Failed to parse (MathML with SVG or PNG fallback (recommended for modern browsers and accessibility tools): Invalid response ("Math extension cannot connect to Restbase.") from server "https://wikimedia.org/api/rest_v1/":): {\displaystyle \begin{align} W &= \int_{r_1=l_0-5}^{r_2=l_0} -k(x-l_0)\ dx \\ &= -k\int_{l_0-5}^{l_0} x-l_0 \ dx \\ &= -k\left(\frac{{l_0}^2}{2}-\frac{(l_0-5)^2}{2}-l_0(l_0-(l_0-5))\right) \\ &= \ldots \frac{k\ \Delta x^2}{2} = \frac{25k}{2} & \mbox{energy stored in spring when compressed} \end{align}}

Power

Rate of change of Work over time measured in Joules per second or watts [ J/s = W ]

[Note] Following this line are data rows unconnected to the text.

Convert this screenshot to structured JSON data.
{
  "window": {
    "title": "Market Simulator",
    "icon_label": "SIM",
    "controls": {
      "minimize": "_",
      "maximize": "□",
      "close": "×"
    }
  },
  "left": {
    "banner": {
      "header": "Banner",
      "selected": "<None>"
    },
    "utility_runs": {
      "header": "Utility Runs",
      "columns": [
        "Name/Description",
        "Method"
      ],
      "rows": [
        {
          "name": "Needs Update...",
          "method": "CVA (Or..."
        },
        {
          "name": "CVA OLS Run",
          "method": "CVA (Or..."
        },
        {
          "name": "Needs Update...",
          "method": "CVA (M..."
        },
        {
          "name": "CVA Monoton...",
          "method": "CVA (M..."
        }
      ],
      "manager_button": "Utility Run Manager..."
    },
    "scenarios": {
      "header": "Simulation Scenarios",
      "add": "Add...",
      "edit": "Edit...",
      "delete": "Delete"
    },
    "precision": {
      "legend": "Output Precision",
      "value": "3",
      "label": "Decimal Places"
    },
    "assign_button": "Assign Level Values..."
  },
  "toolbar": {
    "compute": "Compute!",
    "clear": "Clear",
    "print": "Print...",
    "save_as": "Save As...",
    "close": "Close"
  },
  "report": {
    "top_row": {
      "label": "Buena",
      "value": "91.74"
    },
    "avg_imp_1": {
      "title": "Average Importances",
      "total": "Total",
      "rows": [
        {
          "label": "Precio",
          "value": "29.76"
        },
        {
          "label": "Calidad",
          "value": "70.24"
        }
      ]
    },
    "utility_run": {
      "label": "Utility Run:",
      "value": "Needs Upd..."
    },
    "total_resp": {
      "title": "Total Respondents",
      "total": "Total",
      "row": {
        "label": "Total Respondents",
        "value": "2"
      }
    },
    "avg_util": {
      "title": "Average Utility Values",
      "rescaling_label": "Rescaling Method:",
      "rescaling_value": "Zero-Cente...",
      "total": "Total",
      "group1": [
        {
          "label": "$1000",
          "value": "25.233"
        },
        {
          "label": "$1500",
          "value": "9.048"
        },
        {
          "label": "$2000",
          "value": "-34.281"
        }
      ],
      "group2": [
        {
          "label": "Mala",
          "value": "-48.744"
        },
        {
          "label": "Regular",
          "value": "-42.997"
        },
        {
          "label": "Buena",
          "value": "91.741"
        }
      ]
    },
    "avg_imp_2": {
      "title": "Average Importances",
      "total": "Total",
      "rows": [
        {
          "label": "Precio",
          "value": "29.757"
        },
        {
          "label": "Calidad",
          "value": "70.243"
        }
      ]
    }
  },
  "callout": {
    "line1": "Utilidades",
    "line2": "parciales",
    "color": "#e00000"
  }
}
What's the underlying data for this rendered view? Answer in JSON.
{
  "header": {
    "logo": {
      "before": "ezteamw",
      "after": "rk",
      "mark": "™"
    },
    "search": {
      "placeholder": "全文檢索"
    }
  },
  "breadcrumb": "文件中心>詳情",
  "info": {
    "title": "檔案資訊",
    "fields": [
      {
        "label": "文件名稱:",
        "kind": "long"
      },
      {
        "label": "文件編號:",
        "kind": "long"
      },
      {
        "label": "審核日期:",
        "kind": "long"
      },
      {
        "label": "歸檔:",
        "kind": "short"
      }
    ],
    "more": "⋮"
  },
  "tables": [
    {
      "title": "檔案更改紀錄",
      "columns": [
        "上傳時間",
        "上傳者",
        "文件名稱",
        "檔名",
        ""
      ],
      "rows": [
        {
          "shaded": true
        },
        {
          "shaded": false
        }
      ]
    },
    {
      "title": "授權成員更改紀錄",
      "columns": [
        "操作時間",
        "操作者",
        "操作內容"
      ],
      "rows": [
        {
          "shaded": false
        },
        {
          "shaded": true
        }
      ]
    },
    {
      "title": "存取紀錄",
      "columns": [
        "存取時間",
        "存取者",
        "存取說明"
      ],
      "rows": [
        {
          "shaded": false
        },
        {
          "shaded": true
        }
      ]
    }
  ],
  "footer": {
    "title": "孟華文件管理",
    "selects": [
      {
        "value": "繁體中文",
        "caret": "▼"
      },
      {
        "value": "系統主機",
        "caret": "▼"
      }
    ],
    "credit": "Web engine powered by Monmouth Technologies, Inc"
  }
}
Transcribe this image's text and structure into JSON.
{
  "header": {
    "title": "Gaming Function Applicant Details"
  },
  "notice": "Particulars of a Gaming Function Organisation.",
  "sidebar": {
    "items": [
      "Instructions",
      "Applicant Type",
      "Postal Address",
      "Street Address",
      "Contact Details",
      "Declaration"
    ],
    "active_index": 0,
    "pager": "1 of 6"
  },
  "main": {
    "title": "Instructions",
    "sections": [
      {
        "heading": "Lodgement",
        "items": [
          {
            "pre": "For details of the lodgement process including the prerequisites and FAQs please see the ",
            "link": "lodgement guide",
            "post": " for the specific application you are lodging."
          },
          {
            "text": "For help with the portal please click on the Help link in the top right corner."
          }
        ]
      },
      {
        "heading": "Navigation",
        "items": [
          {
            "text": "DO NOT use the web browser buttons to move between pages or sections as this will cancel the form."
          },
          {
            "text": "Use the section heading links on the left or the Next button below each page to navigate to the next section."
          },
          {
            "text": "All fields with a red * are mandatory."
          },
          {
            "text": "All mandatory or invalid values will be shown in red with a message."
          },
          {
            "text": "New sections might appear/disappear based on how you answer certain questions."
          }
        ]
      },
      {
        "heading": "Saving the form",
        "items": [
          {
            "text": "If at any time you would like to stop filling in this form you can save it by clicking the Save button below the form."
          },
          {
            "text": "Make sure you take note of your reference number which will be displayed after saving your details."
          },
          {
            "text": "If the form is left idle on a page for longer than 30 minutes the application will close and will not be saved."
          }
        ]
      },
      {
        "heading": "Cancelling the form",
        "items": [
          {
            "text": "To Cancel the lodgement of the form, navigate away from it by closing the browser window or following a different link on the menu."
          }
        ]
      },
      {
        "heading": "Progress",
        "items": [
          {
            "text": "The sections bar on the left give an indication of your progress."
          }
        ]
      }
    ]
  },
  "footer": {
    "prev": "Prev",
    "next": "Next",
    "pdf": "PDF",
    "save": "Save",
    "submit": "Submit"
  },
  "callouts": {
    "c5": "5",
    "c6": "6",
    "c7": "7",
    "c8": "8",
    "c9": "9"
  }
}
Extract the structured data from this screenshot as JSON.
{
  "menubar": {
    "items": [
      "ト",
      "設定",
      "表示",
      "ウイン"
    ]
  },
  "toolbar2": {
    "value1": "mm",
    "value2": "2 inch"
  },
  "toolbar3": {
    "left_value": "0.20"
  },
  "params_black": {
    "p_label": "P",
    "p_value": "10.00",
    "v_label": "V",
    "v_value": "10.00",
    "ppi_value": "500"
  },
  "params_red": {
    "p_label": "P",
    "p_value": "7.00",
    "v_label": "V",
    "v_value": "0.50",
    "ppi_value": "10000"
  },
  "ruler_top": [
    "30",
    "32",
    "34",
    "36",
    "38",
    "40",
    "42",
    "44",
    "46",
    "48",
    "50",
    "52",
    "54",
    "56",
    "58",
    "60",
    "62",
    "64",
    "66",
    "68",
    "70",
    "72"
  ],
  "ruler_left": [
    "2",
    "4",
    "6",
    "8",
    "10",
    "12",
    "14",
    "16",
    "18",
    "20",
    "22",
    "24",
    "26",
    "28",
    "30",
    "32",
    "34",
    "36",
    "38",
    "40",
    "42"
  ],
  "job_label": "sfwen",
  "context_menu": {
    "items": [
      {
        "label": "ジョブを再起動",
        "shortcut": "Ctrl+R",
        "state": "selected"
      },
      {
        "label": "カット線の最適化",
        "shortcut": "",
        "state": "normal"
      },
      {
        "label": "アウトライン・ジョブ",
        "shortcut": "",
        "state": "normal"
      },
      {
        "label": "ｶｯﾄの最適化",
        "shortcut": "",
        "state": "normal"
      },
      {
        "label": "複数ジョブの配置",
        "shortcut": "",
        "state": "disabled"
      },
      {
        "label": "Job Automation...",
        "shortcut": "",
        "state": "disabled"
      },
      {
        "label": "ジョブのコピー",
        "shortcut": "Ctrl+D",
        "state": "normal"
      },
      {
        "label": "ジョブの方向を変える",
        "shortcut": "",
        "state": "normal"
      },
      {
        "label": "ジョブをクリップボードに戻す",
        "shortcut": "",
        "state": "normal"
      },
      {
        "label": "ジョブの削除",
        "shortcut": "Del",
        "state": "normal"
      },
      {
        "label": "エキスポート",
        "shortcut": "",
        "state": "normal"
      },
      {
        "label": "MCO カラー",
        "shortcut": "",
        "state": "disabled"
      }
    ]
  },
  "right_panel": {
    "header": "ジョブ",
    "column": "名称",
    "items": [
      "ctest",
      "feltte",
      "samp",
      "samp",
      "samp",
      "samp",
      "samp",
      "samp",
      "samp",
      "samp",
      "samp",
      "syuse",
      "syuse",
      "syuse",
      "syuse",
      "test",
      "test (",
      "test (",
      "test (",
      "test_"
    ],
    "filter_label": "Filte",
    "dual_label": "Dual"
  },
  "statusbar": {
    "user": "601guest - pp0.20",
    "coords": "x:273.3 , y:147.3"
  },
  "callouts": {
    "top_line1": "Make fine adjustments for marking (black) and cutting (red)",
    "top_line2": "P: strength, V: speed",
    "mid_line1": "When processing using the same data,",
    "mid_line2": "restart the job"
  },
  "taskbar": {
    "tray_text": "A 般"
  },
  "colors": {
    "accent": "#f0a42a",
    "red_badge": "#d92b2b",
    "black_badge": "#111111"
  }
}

Failed to parse (MathML with SVG or PNG fallback (recommended for modern browsers and accessibility tools): Invalid response ("Math extension cannot connect to Restbase.") from server "https://wikimedia.org/api/rest_v1/":): {\displaystyle \begin{align}P &= \frac{dW}{dt} \\ &= F \cdot (v_2-v_1) & \mbox{if force is constant}\end{align}}

For example, a 100 Watt light bulb is converting 100 J of work into light each second.